Left and Lefter

Andrew E. Busch

February 1, 2004

In the aftermath of the New Hampshire primary, it appears likely that the Democratic presidential nomination race has become a Dean-Kerry contest. Not only did they finish 1-2, but they seem to be the only candidates with the resources in organization, money, and media attention to run the national campaign that is now needed in the heavily front-loaded primary system.

One can also deduce this probability through process of elimination. Joseph Lieberman, in fifth place with less than 9 percent of the vote, is finished. He has run abysmally and has no obvious prospect of recovery in any state voting in the near future. He is, simply speaking, too moderate for Democrats in 2004. Indeed, he was too moderate for Democrats in 2000, which is why he was forced as a condition of his vice presidential nomination to recant many of his moderate positions on Social Security, affirmative action, and education.

This leaves Wesley Clark and John Edwards, who essentially tied for third at 12 percent, 27 percentage points behind Kerry. Clark succeeded in his self-proclaimed goal of finishing in the top four, but it is not clear that anyone else will consider this a victory, especially since Clark was fighting Dean for the New Hampshire leads just two weeks ago. His collapse was as dramatic as Dean’s and perhaps more damaging, since Clark had little margin for error. For his part, Edwards failed to leapfrog Clark and, in the end, gained only a small bonus from his surprising Iowa showing. As Lamar Alexander found out in 1996, finishing a stronger-than-expected second or third only helps for a short while. Like Alexander in 1996, it is possible that Edwards peaked in New Hampshire a few days before the primary, hit a wall, and will go no further. He stakes everything on a win in South Carolina, but his buzz is gone.

There is, of course, a chance that Clark or Edwards might pull out a win here or there (Clark’s best bet might be Oklahoma or North Dakota, Edwards’ South Carolina). If they do, they will survive to the next round of primaries. And it is possible that, having extolled John Kerry for two or three weeks, the media may anoint one of them the officially designated “moderate” alternative.

However, this seems unlikely at the moment. First, a victory by either one of them is far from guaranteed anywhere on February 3. Second, because Dean remains competitive and because he is interesting, focus will continue to be on Dean versus Kerry for the near future. Finally, as long as Dean is in the picture, Kerry can claim the mantle of the “moderate,” obviating the need for Edwards or Clark (who is, in any event, closer to Dean than to Edwards on many issues).
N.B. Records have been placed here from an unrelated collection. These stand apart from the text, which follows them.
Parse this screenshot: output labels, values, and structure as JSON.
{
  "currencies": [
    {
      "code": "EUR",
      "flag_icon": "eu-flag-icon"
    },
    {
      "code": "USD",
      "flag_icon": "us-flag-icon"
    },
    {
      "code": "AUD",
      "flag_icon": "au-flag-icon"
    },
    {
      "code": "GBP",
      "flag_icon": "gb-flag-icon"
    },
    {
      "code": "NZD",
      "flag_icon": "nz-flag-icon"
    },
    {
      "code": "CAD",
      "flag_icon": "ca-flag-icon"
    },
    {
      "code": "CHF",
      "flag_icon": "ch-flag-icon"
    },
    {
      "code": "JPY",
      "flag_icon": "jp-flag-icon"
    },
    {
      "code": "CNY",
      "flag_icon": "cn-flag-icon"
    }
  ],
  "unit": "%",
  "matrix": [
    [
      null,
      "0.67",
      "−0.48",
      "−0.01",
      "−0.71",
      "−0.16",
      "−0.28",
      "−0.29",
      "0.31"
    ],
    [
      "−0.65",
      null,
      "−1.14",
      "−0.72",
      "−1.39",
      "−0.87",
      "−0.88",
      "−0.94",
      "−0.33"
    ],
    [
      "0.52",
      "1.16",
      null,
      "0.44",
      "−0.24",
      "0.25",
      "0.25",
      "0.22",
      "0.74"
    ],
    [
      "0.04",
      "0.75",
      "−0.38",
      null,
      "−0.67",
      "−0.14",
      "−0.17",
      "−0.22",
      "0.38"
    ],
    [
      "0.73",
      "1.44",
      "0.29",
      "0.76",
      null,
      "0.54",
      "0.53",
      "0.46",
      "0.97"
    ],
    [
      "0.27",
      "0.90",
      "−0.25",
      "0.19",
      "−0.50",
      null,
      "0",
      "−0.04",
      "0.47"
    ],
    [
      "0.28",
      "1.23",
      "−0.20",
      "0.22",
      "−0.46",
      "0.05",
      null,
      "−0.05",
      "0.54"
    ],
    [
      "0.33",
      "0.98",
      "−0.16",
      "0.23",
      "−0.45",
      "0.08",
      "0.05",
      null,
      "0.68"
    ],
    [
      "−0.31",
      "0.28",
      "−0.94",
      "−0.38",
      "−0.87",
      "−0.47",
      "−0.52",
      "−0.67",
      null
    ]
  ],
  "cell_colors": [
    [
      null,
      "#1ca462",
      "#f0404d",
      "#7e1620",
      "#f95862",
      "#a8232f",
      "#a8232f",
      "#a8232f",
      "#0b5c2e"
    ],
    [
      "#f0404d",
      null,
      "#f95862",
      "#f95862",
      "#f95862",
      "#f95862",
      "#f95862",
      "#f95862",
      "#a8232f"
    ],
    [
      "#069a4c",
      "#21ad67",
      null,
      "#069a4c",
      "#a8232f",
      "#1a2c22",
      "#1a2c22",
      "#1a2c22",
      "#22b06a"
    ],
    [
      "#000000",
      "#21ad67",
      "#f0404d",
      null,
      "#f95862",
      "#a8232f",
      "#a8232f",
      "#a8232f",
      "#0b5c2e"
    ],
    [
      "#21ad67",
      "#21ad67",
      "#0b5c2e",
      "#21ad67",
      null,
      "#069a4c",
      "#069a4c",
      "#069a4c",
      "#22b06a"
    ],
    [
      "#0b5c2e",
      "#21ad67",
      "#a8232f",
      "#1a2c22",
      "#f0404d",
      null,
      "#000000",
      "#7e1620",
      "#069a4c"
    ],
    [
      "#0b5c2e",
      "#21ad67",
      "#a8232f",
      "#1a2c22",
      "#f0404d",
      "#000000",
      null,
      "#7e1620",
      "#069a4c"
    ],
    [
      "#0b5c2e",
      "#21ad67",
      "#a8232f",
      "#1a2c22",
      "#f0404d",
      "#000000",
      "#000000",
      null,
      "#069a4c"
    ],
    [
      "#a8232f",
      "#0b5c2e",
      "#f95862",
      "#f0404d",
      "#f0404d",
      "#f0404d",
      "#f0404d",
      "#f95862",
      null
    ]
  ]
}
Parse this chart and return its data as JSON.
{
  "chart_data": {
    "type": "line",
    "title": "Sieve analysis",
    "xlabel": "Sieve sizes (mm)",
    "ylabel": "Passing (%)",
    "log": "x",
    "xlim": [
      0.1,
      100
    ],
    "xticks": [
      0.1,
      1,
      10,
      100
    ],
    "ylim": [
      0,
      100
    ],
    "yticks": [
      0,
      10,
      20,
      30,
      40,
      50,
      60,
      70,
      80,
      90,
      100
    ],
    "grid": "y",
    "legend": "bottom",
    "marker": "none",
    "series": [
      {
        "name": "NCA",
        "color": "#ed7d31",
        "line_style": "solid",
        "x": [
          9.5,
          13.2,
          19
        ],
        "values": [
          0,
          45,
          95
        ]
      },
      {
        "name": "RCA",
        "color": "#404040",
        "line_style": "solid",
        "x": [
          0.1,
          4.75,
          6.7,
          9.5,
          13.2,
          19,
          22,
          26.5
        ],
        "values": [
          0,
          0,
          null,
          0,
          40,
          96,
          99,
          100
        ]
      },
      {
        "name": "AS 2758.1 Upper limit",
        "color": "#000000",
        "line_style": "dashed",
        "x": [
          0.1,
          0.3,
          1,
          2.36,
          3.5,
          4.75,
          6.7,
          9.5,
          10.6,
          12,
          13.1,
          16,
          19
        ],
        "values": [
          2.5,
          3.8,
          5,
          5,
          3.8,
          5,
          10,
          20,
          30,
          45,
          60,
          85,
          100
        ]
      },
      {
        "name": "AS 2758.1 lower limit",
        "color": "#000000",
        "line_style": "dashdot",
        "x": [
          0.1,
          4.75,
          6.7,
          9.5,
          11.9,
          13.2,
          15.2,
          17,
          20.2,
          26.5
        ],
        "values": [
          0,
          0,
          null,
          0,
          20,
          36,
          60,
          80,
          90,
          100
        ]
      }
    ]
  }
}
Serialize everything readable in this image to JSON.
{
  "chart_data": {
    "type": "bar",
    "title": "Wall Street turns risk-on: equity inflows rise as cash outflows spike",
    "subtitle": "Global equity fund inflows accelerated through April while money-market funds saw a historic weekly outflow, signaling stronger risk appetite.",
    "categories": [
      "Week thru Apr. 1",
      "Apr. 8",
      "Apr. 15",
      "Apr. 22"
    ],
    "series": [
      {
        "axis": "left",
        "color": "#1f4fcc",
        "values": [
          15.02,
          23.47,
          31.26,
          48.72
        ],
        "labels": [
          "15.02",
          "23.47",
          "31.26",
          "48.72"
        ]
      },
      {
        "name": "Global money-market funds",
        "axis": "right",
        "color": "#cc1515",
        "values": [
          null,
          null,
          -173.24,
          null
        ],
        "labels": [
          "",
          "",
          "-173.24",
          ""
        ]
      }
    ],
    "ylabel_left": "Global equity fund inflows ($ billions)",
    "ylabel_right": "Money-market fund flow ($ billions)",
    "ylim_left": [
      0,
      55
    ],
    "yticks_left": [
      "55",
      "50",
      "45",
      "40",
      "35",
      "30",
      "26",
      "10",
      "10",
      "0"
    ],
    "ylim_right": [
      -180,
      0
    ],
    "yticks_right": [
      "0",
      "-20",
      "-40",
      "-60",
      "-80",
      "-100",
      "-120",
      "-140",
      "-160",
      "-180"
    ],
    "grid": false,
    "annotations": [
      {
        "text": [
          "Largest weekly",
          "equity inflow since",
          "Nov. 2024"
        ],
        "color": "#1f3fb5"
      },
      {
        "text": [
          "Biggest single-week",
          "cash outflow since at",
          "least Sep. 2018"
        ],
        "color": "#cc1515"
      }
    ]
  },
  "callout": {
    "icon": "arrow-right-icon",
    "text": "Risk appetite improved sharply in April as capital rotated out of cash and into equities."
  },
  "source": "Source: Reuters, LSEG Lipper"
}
Of course, the problem for Democrats down the road is that only in reference to Howard Dean does Kerry appear moderate. In reality, the top two finishers in New Hampshire are left and lefter. Kerry is, after all, a Massachusetts liberal whose last minute push in Iowa was aided by a photo-op with Ted Kennedy. Nominating either one would represent a virtual concession of the entire South to George W. Bush, with huge consequences for the presidential election and potentially huge consequences for the balance in the U.S. Senate, where five southern Democratic incumbents are not seeking reelection. If Howard Dean fails to recover-and, given his distant second place finish and skyrocketing negatives, the odds against recovery have grown long-the effect of his long surge on the Democratic nomination race will still have been tremendous: he is perhaps the only viable challenger who could have persuaded Democrats to vote for John Kerry on the basis of electability.

None of this means that Kerry can’t win in November. A lot can happen in the next 10 months, and every election featuring an incumbent is largely a referendum on the incumbent, not the challenger. Nor does it mean that Dean can be completely written off. His fall had more to do with his own mistakes than with any other factor; now that the spotlight is on Kerry, no one should assume that he will make no such mistakes. Alone among the survivors, Dean has the resources to fight Kerry nationally. But he has to win somewhere on February 3, and he has going against him the desire of Democrats to unite before much more blood is shed.

Andrew E. Busch is an Associate Professor of Political Science at the University of Denver and an Adjunct Fellow of the Ashbrook Center.